The following definitions are compact restatements of terms used above.

TermDefinition
admissionAn engine’s check that a candidate satisfies a router objective and profile constraints, returning a route-shaped proof.
bridgeHost glue. Owns ingress draining and Tick stamping. Reference implementation is ReferenceClient.
candidateA RouteCandidate. An engine’s advisory output before admission.
choreographyAn engine-private protocol state machine. In pathway, expressed via Telltale session-type macros.
corridorMercator’s published route shape. A primary realization plus engine-private alternates sharing a topology epoch.
custodyStore-carry-forward of a payload when no connected route is supportable.
driverA TransportDriver. Host-owned, transport-specific ingress and supervision.
engineA RoutingEngine implementation. Owns a strategy and engine-private state.
epochA RouteEpoch. Versions a topology reconfiguration. Objects from different epochs are not interchangeable.

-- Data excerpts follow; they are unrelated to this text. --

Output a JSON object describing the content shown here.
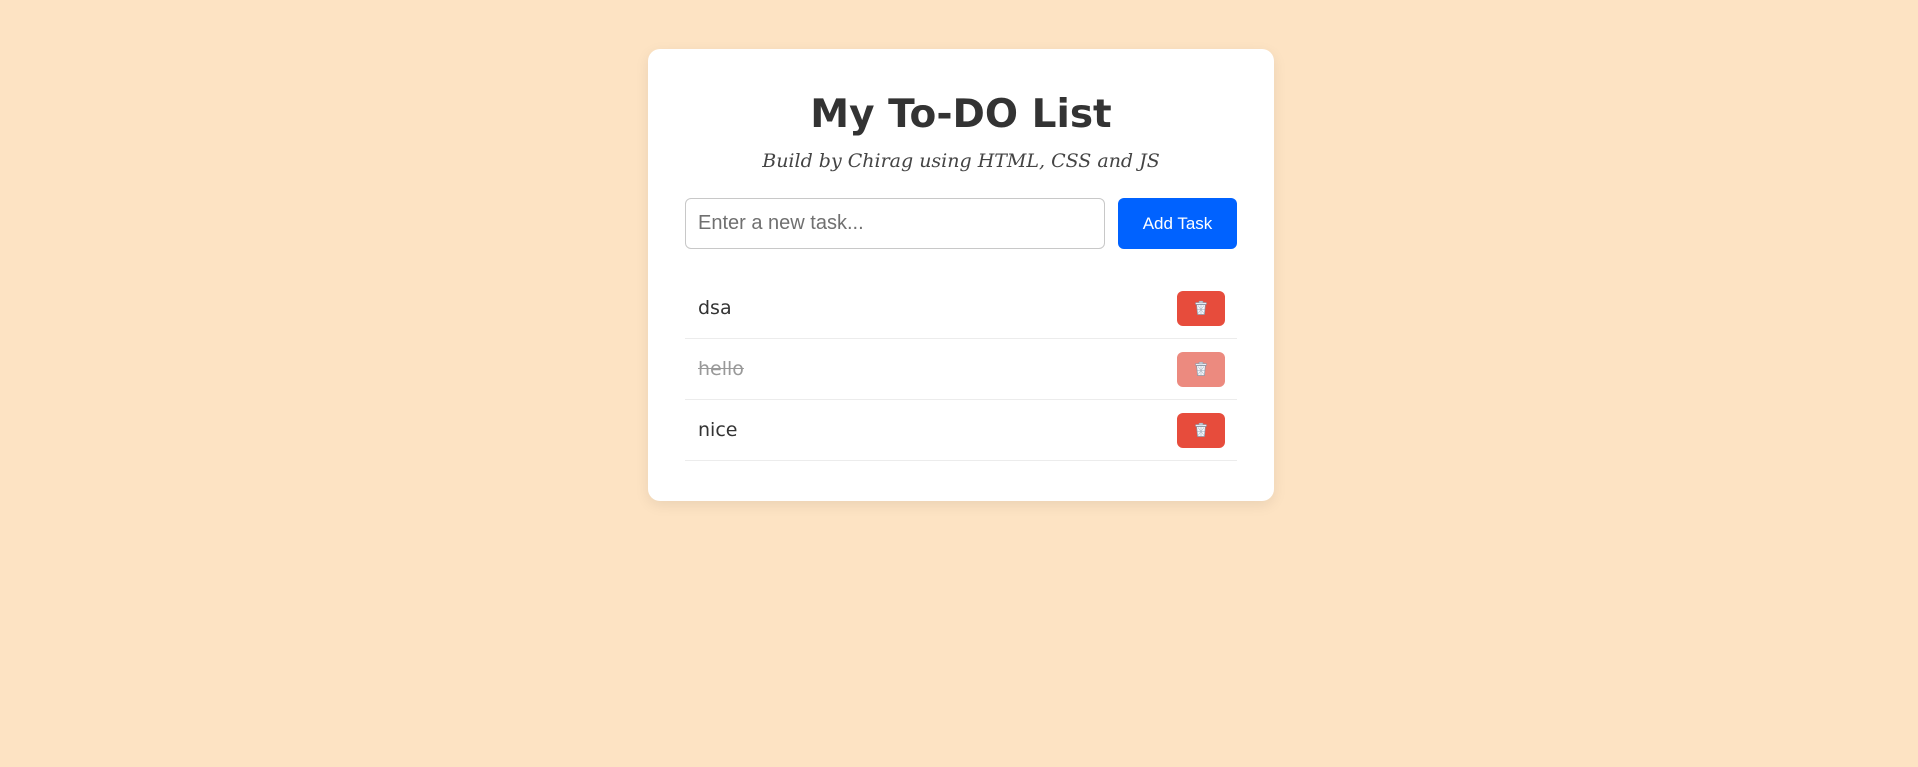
{
  "app": {
    "title": "My To-DO List",
    "subtitle": "Build by Chirag using HTML, CSS and JS"
  },
  "input": {
    "placeholder": "Enter a new task...",
    "value": ""
  },
  "add_button": {
    "label": "Add Task"
  },
  "tasks": [
    {
      "text": "dsa",
      "completed": false,
      "delete_icon": "trash-icon"
    },
    {
      "text": "hello",
      "completed": true,
      "delete_icon": "trash-icon"
    },
    {
      "text": "nice",
      "completed": false,
      "delete_icon": "trash-icon"
    }
  ],
  "colors": {
    "background": "#fde3c3",
    "card": "#ffffff",
    "accent": "#0062ff",
    "delete": "#e74c3c",
    "delete_completed": "#ec8a7f"
  }
}
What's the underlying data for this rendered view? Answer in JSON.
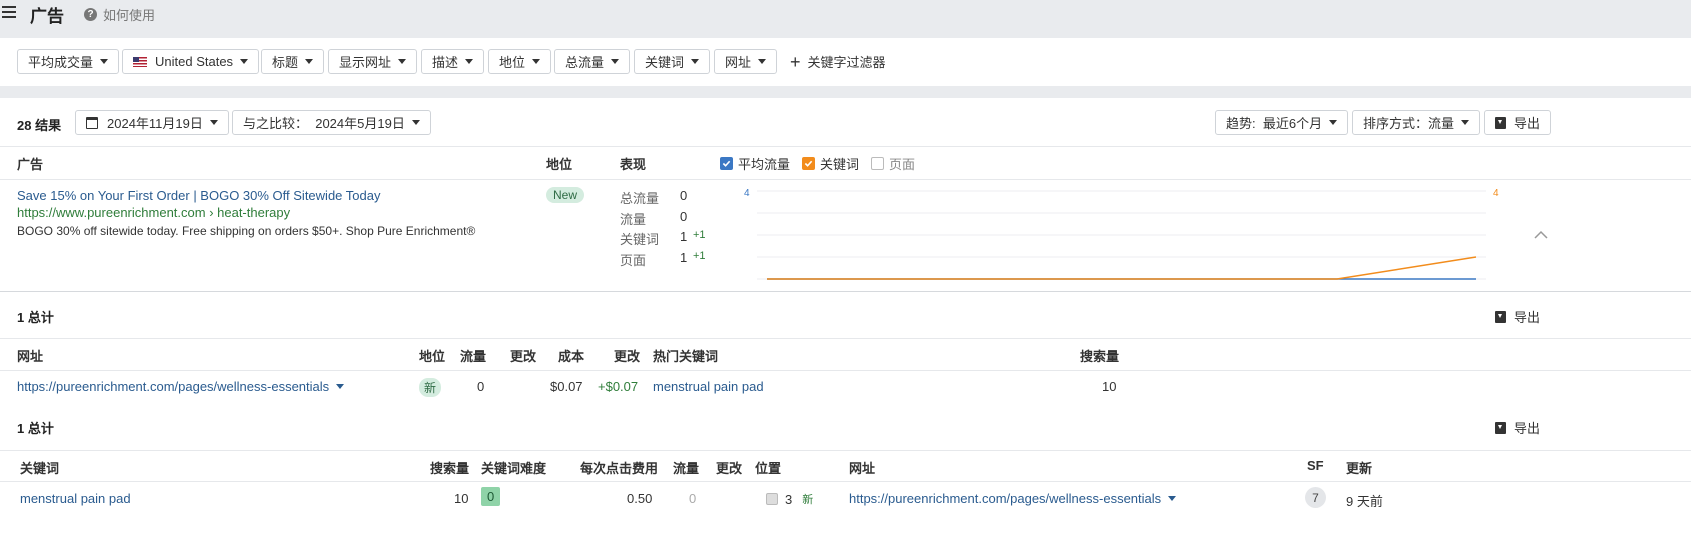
{
  "header": {
    "title": "广告",
    "help_label": "如何使用"
  },
  "filters": {
    "avg_volume": "平均成交量",
    "country": "United States",
    "title": "标题",
    "display_url": "显示网址",
    "description": "描述",
    "position": "地位",
    "traffic": "总流量",
    "keywords": "关键词",
    "url": "网址",
    "keyword_filter": "关键字过滤器"
  },
  "results": {
    "count_label": "28 结果",
    "date": "2024年11月19日",
    "compare": "与之比较：  2024年5月19日",
    "trend": "趋势:  最近6个月",
    "sort": "排序方式：流量",
    "export": "导出"
  },
  "ads_table": {
    "columns": {
      "ad": "广告",
      "position": "地位",
      "performance": "表现"
    },
    "legend": {
      "avg_traffic": "平均流量",
      "keywords": "关键词",
      "pages": "页面"
    },
    "row": {
      "title": "Save 15% on Your First Order | BOGO 30% Off Sitewide Today",
      "url": "https://www.pureenrichment.com › heat-therapy",
      "description": "BOGO 30% off sitewide today. Free shipping on orders $50+. Shop Pure Enrichment®",
      "badge": "New",
      "metrics": [
        {
          "label": "总流量",
          "value": "0",
          "delta": ""
        },
        {
          "label": "流量",
          "value": "0",
          "delta": ""
        },
        {
          "label": "关键词",
          "value": "1",
          "delta": "+1"
        },
        {
          "label": "页面",
          "value": "1",
          "delta": "+1"
        }
      ],
      "chart": {
        "y_left": "4",
        "y_right": "4",
        "colors": {
          "traffic": "#3b78c4",
          "keywords": "#f28c1c"
        }
      }
    }
  },
  "urls_table": {
    "total": "1 总计",
    "export": "导出",
    "columns": {
      "url": "网址",
      "position": "地位",
      "traffic": "流量",
      "change": "更改",
      "cost": "成本",
      "change2": "更改",
      "top_keyword": "热门关键词",
      "volume": "搜索量"
    },
    "row": {
      "url": "https://pureenrichment.com/pages/wellness-essentials",
      "badge": "新",
      "traffic": "0",
      "change": "",
      "cost": "$0.07",
      "change2": "+$0.07",
      "top_keyword": "menstrual pain pad",
      "volume": "10"
    }
  },
  "keywords_table": {
    "total": "1 总计",
    "export": "导出",
    "columns": {
      "keyword": "关键词",
      "volume": "搜索量",
      "kd": "关键词难度",
      "cpc": "每次点击费用",
      "traffic": "流量",
      "change": "更改",
      "position": "位置",
      "url": "网址",
      "sf": "SF",
      "updated": "更新"
    },
    "row": {
      "keyword": "menstrual pain pad",
      "volume": "10",
      "kd": "0",
      "cpc": "0.50",
      "traffic": "0",
      "position": "3",
      "position_tag": "新",
      "url": "https://pureenrichment.com/pages/wellness-essentials",
      "sf": "7",
      "updated": "9 天前"
    }
  }
}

estimateAn Estimate<T>. A belief derived from observations with a confidence permille.
evidenceA provenance discriminator on routing inputs.
evidence classA RoutingEvidenceClass, one of DirectObservation, PeerClaim, or AdmissionWitnessed.
factA Fact<T>. Established routing truth.
gatewayAn objective variant. A destination role distinct from a plain node or service.
materializationAn engine realizing an admitted route under router-issued canonical identity.
objectiveWhat a route is for. A node, a service, or a gateway.
observationAn Observation<T>. A raw input plus provenance and a tick.
OrderStampA deterministic total ordering used for content-addressing and tiebreaks.
pathwayThe first-party explicit-path engine. Uses Telltale for choreography.
publicationThe router announcing a canonical route and its commitments.
RouteEpochSee epoch.
routerjacquard-router. Owns canonical identity, leases, publications, and round advancement.
support stateMercator’s per-objective ladder of Fresh, Suspect, Repairing, Withdrawn, and CustodyOnly.
TickA local monotonic round counter.
viability claimWhat scatter publishes. An opaque indication that an objective is reachable eventually. Carries no path or next hop.